You probably know that.

I wrote an article about it. I quoted grimdark author/literary/game critic C.T. Phipps in the article. So I was familiar with him in the space, but I had never read one of his books. And I figured it was about time …

I decided to start with Wraith Knight. The premise I understood was something like the Dark Lord was defeated and the last of his Nazgûl regained free will. Knowing Phipps was a grimdark author, I also had every expectation of this idea being played out in gritty, serious way.

While technically accurate, the premise didn’t actual prepare me for the book I sat down to read, which differs significantly in tone from something like The Lord of the Rings in more ways than just being grimmer. Honestly, at first, it seems lighter (also, there’s a much higher level of magic present).

In fact, whatever you might expect, Wraith Knight will probably deliver something else.

The wit and self-awareness resonating throughout the novel instills the feeling of something I might have expected from Neil Gaiman, occasionally cut in with Whedon-like banter. The net result being an eminently readable experience I tore through quite quickly, while always vaguely aware of the deconstruction of fantasy going on around me.

The novel has an usual quality of, at first, seeming much lighter than it actually is. Our protagonist, the Wraith Knight Jacob Riverson, is a fallen hero desperate to restore himself both physically and morally after having spent centuries thralled to the King Below. He finds himself suddenly awakened into a changed world that has advanced in technology and which has seemingly benefited from social reforms.

Adrift in this new world and with fragment memories, Jacob quickly attaches himself to a rebel knight named Regina, and through her meets our final protagonist, Serah. The three of them begin a quest to undermine the Empress who slew the King Below because of her corruption. As one might expect, this eventually leads to the revelation that there is no clear good or evil in this world, not even the King Below. The further down the rabbit hole you go, the more the traditional high fantasy sense of good vs. evil seems utterly arbitrary.

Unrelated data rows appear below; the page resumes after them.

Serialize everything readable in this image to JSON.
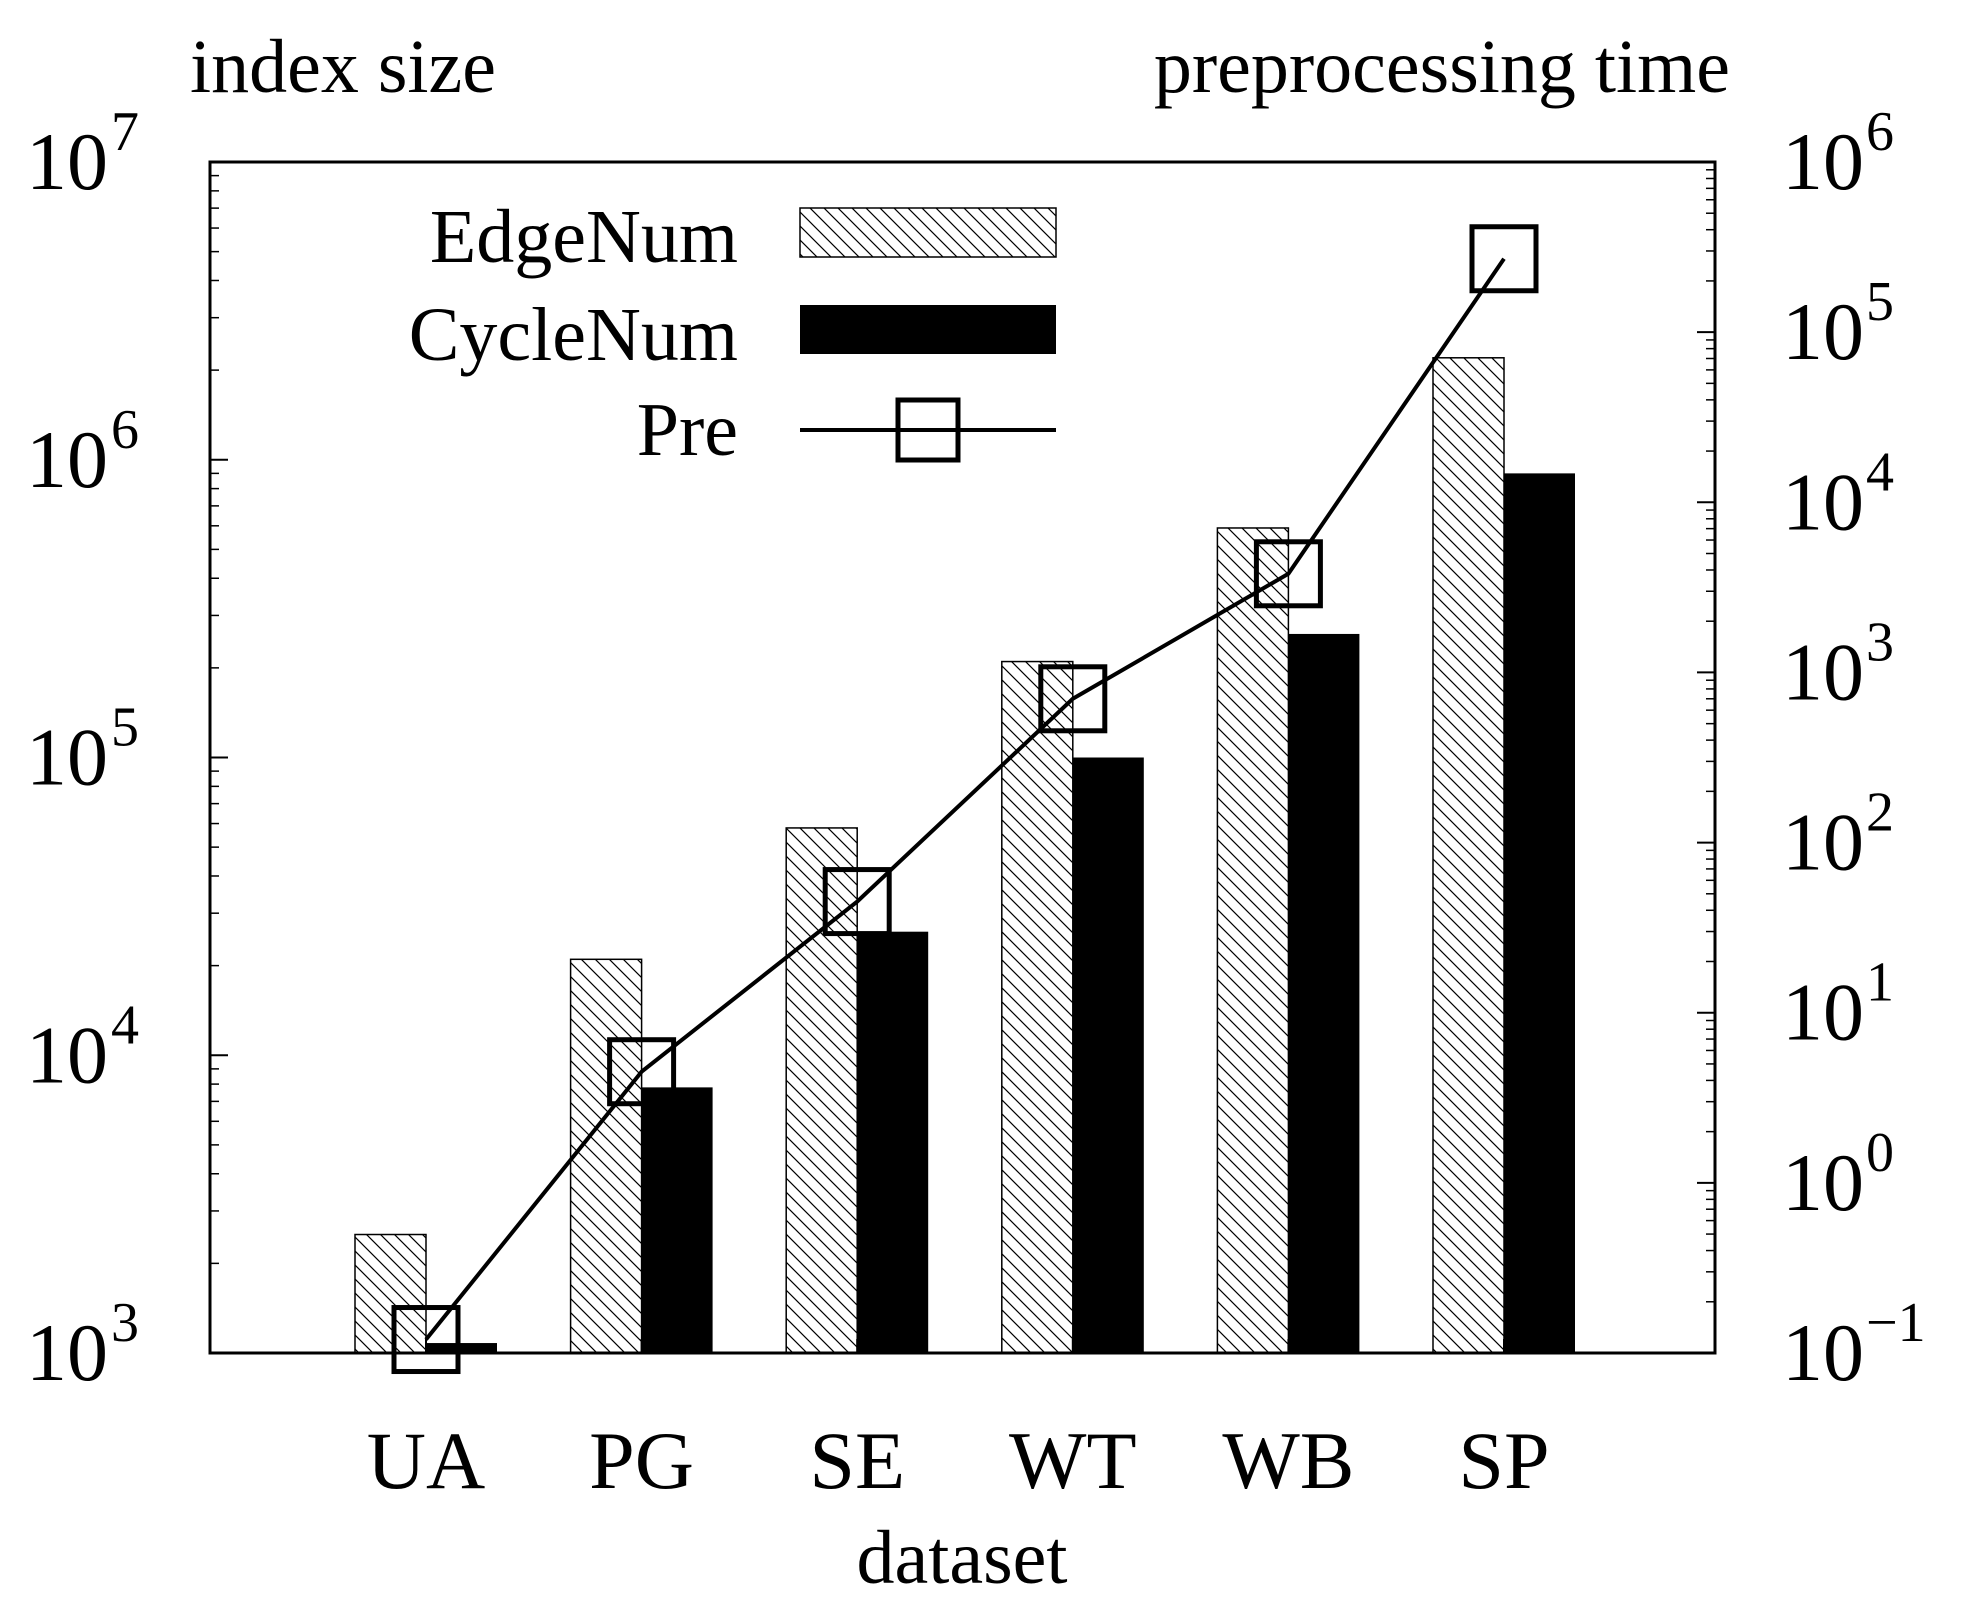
{
  "chart_data": {
    "type": "bar",
    "title": "",
    "categories": [
      "UA",
      "PG",
      "SE",
      "WT",
      "WB",
      "SP"
    ],
    "xlabel": "dataset",
    "ylabel": "index size",
    "ylabel_right": "preprocessing time",
    "y_scale": "log",
    "y2_scale": "log",
    "ylim": [
      1000,
      10000000
    ],
    "y2lim": [
      0.1,
      1000000
    ],
    "y_ticks": [
      {
        "base": "10",
        "exp": "3"
      },
      {
        "base": "10",
        "exp": "4"
      },
      {
        "base": "10",
        "exp": "5"
      },
      {
        "base": "10",
        "exp": "6"
      },
      {
        "base": "10",
        "exp": "7"
      }
    ],
    "y2_ticks": [
      {
        "base": "10",
        "exp": "−1"
      },
      {
        "base": "10",
        "exp": "0"
      },
      {
        "base": "10",
        "exp": "1"
      },
      {
        "base": "10",
        "exp": "2"
      },
      {
        "base": "10",
        "exp": "3"
      },
      {
        "base": "10",
        "exp": "4"
      },
      {
        "base": "10",
        "exp": "5"
      },
      {
        "base": "10",
        "exp": "6"
      }
    ],
    "series": [
      {
        "name": "EdgeNum",
        "kind": "bar",
        "axis": "left",
        "style": "hatched",
        "values": [
          2500,
          21000,
          58000,
          210000,
          590000,
          2200000
        ]
      },
      {
        "name": "CycleNum",
        "kind": "bar",
        "axis": "left",
        "style": "solid",
        "color": "#000000",
        "values": [
          1080,
          7800,
          26000,
          100000,
          260000,
          900000
        ]
      },
      {
        "name": "Pre",
        "kind": "line",
        "axis": "right",
        "marker": "open-square",
        "values": [
          0.12,
          4.5,
          45,
          700,
          3800,
          270000
        ]
      }
    ],
    "legend": {
      "position": "top-left",
      "entries": [
        "EdgeNum",
        "CycleNum",
        "Pre"
      ]
    }
  }
}
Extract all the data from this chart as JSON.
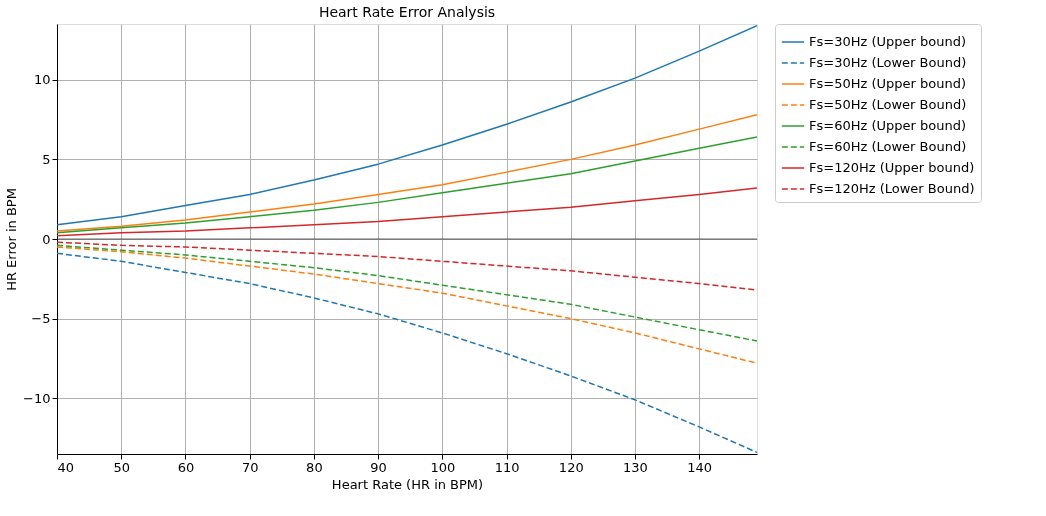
{
  "chart_data": {
    "type": "line",
    "title": "Heart Rate Error Analysis",
    "xlabel": "Heart Rate (HR in BPM)",
    "ylabel": "HR Error in BPM",
    "x": [
      40,
      50,
      60,
      70,
      80,
      90,
      100,
      110,
      120,
      130,
      140,
      149
    ],
    "series": [
      {
        "name": "Fs=30Hz (Upper bound)",
        "color": "#1f77b4",
        "line_style": "solid",
        "values": [
          0.9,
          1.4,
          2.1,
          2.8,
          3.7,
          4.7,
          5.9,
          7.2,
          8.6,
          10.1,
          11.8,
          13.4
        ]
      },
      {
        "name": "Fs=30Hz (Lower Bound)",
        "color": "#1f77b4",
        "line_style": "dashed",
        "values": [
          -0.9,
          -1.4,
          -2.1,
          -2.8,
          -3.7,
          -4.7,
          -5.9,
          -7.2,
          -8.6,
          -10.1,
          -11.8,
          -13.4
        ]
      },
      {
        "name": "Fs=50Hz (Upper bound)",
        "color": "#ff7f0e",
        "line_style": "solid",
        "values": [
          0.5,
          0.8,
          1.2,
          1.7,
          2.2,
          2.8,
          3.4,
          4.2,
          5.0,
          5.9,
          6.9,
          7.8
        ]
      },
      {
        "name": "Fs=50Hz (Lower Bound)",
        "color": "#ff7f0e",
        "line_style": "dashed",
        "values": [
          -0.5,
          -0.8,
          -1.2,
          -1.7,
          -2.2,
          -2.8,
          -3.4,
          -4.2,
          -5.0,
          -5.9,
          -6.9,
          -7.8
        ]
      },
      {
        "name": "Fs=60Hz (Upper bound)",
        "color": "#2ca02c",
        "line_style": "solid",
        "values": [
          0.4,
          0.7,
          1.0,
          1.4,
          1.8,
          2.3,
          2.9,
          3.5,
          4.1,
          4.9,
          5.7,
          6.4
        ]
      },
      {
        "name": "Fs=60Hz (Lower Bound)",
        "color": "#2ca02c",
        "line_style": "dashed",
        "values": [
          -0.4,
          -0.7,
          -1.0,
          -1.4,
          -1.8,
          -2.3,
          -2.9,
          -3.5,
          -4.1,
          -4.9,
          -5.7,
          -6.4
        ]
      },
      {
        "name": "Fs=120Hz (Upper bound)",
        "color": "#d62728",
        "line_style": "solid",
        "values": [
          0.2,
          0.4,
          0.5,
          0.7,
          0.9,
          1.1,
          1.4,
          1.7,
          2.0,
          2.4,
          2.8,
          3.2
        ]
      },
      {
        "name": "Fs=120Hz (Lower Bound)",
        "color": "#d62728",
        "line_style": "dashed",
        "values": [
          -0.2,
          -0.4,
          -0.5,
          -0.7,
          -0.9,
          -1.1,
          -1.4,
          -1.7,
          -2.0,
          -2.4,
          -2.8,
          -3.2
        ]
      }
    ],
    "xlim": [
      40,
      149
    ],
    "xticks": [
      40,
      50,
      60,
      70,
      80,
      90,
      100,
      110,
      120,
      130,
      140
    ],
    "ylim": [
      -13.5,
      13.5
    ],
    "yticks": [
      {
        "value": -10,
        "label": "−10"
      },
      {
        "value": -5,
        "label": "−5"
      },
      0,
      5,
      10
    ],
    "ref_lines": [
      {
        "axis": "y",
        "value": 0,
        "color": "#000000"
      }
    ],
    "grid": true,
    "legend": "top right",
    "marker": "none"
  }
}
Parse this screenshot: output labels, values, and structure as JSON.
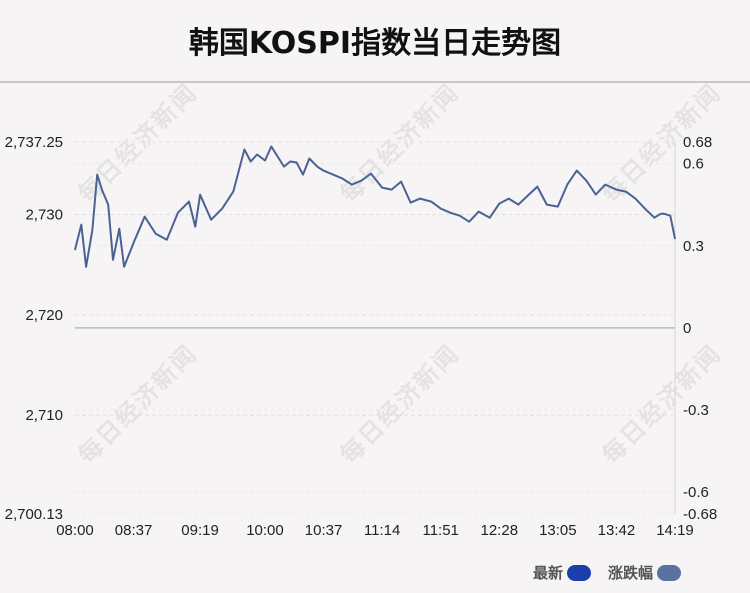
{
  "title": "韩国KOSPI指数当日走势图",
  "legend": {
    "latest": {
      "label": "最新",
      "color": "#1a3faa"
    },
    "change": {
      "label": "涨跌幅",
      "color": "#5a72a0"
    }
  },
  "watermark_text": "每日经济新闻",
  "chart_data": {
    "type": "line",
    "series": [
      {
        "color": "#4a6392"
      }
    ],
    "x_ticks": [
      "08:00",
      "08:37",
      "09:19",
      "10:00",
      "10:37",
      "11:14",
      "11:51",
      "12:28",
      "13:05",
      "13:42",
      "14:19"
    ],
    "y_left_ticks": [
      {
        "v": 2737.25,
        "label": "2,737.25"
      },
      {
        "v": 2730,
        "label": "2,730"
      },
      {
        "v": 2720,
        "label": "2,720"
      },
      {
        "v": 2710,
        "label": "2,710"
      },
      {
        "v": 2700.13,
        "label": "2,700.13"
      }
    ],
    "y_right_ticks": [
      {
        "v": 0.68,
        "label": "0.68"
      },
      {
        "v": 0.6,
        "label": "0.6"
      },
      {
        "v": 0.3,
        "label": "0.3"
      },
      {
        "v": 0,
        "label": "0"
      },
      {
        "v": -0.3,
        "label": "-0.3"
      },
      {
        "v": -0.6,
        "label": "-0.6"
      },
      {
        "v": -0.68,
        "label": "-0.68"
      }
    ],
    "ylim": [
      2700.13,
      2737.25
    ],
    "baseline": 2718.7,
    "grid": true,
    "points": [
      [
        "08:00",
        2726.5
      ],
      [
        "08:04",
        2729.0
      ],
      [
        "08:07",
        2724.8
      ],
      [
        "08:11",
        2728.5
      ],
      [
        "08:14",
        2734.0
      ],
      [
        "08:17",
        2732.5
      ],
      [
        "08:21",
        2731.0
      ],
      [
        "08:24",
        2725.5
      ],
      [
        "08:28",
        2728.6
      ],
      [
        "08:31",
        2724.8
      ],
      [
        "08:37",
        2727.2
      ],
      [
        "08:44",
        2729.8
      ],
      [
        "08:51",
        2728.1
      ],
      [
        "08:58",
        2727.5
      ],
      [
        "09:05",
        2730.2
      ],
      [
        "09:12",
        2731.3
      ],
      [
        "09:16",
        2728.8
      ],
      [
        "09:19",
        2732.0
      ],
      [
        "09:26",
        2729.5
      ],
      [
        "09:33",
        2730.6
      ],
      [
        "09:40",
        2732.3
      ],
      [
        "09:47",
        2736.5
      ],
      [
        "09:51",
        2735.3
      ],
      [
        "09:55",
        2736.0
      ],
      [
        "10:00",
        2735.4
      ],
      [
        "10:04",
        2736.8
      ],
      [
        "10:08",
        2735.8
      ],
      [
        "10:12",
        2734.8
      ],
      [
        "10:16",
        2735.3
      ],
      [
        "10:20",
        2735.2
      ],
      [
        "10:24",
        2734.0
      ],
      [
        "10:28",
        2735.6
      ],
      [
        "10:33",
        2734.8
      ],
      [
        "10:37",
        2734.4
      ],
      [
        "10:43",
        2734.0
      ],
      [
        "10:49",
        2733.6
      ],
      [
        "10:55",
        2733.0
      ],
      [
        "11:01",
        2733.4
      ],
      [
        "11:07",
        2734.1
      ],
      [
        "11:14",
        2732.7
      ],
      [
        "11:20",
        2732.5
      ],
      [
        "11:26",
        2733.3
      ],
      [
        "11:32",
        2731.2
      ],
      [
        "11:38",
        2731.6
      ],
      [
        "11:45",
        2731.3
      ],
      [
        "11:51",
        2730.6
      ],
      [
        "11:57",
        2730.2
      ],
      [
        "12:03",
        2729.9
      ],
      [
        "12:09",
        2729.3
      ],
      [
        "12:15",
        2730.3
      ],
      [
        "12:22",
        2729.7
      ],
      [
        "12:28",
        2731.1
      ],
      [
        "12:34",
        2731.6
      ],
      [
        "12:40",
        2731.0
      ],
      [
        "12:46",
        2731.9
      ],
      [
        "12:52",
        2732.8
      ],
      [
        "12:58",
        2731.0
      ],
      [
        "13:05",
        2730.8
      ],
      [
        "13:11",
        2733.0
      ],
      [
        "13:17",
        2734.4
      ],
      [
        "13:23",
        2733.4
      ],
      [
        "13:29",
        2732.0
      ],
      [
        "13:35",
        2733.0
      ],
      [
        "13:42",
        2732.5
      ],
      [
        "13:48",
        2732.3
      ],
      [
        "13:54",
        2731.6
      ],
      [
        "14:00",
        2730.6
      ],
      [
        "14:06",
        2729.7
      ],
      [
        "14:10",
        2730.1
      ],
      [
        "14:12",
        2730.1
      ],
      [
        "14:16",
        2729.9
      ],
      [
        "14:19",
        2727.6
      ]
    ]
  }
}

And while typical grimdark fantasy handles this sort of thing by removing it from the equation entirely, as I said, this feels more like a deconstruction wherein Phipps uses the traditions and then subverts them.

Expect plenty of twists in the second half of the novel. Some I saw coming, some I didn’t.

I imagine among the best recommendation I can make for a book is to say I’m about to buy the sequel. And I’m about to buy the sequel.

Want to check out Wraith Knight?

Grab it here.

1 Comment

  1. C.T. Phipps says:

    Awesome review, Matt. I’m glad you liked the book. Yes, a lot of the book’s appeal to me is similar to what I enjoyed about M.L. Spencer’s Rhenwars Saga. It’s not so much traditional fantasy ideas don’t exist–it’s just they’re propaganda.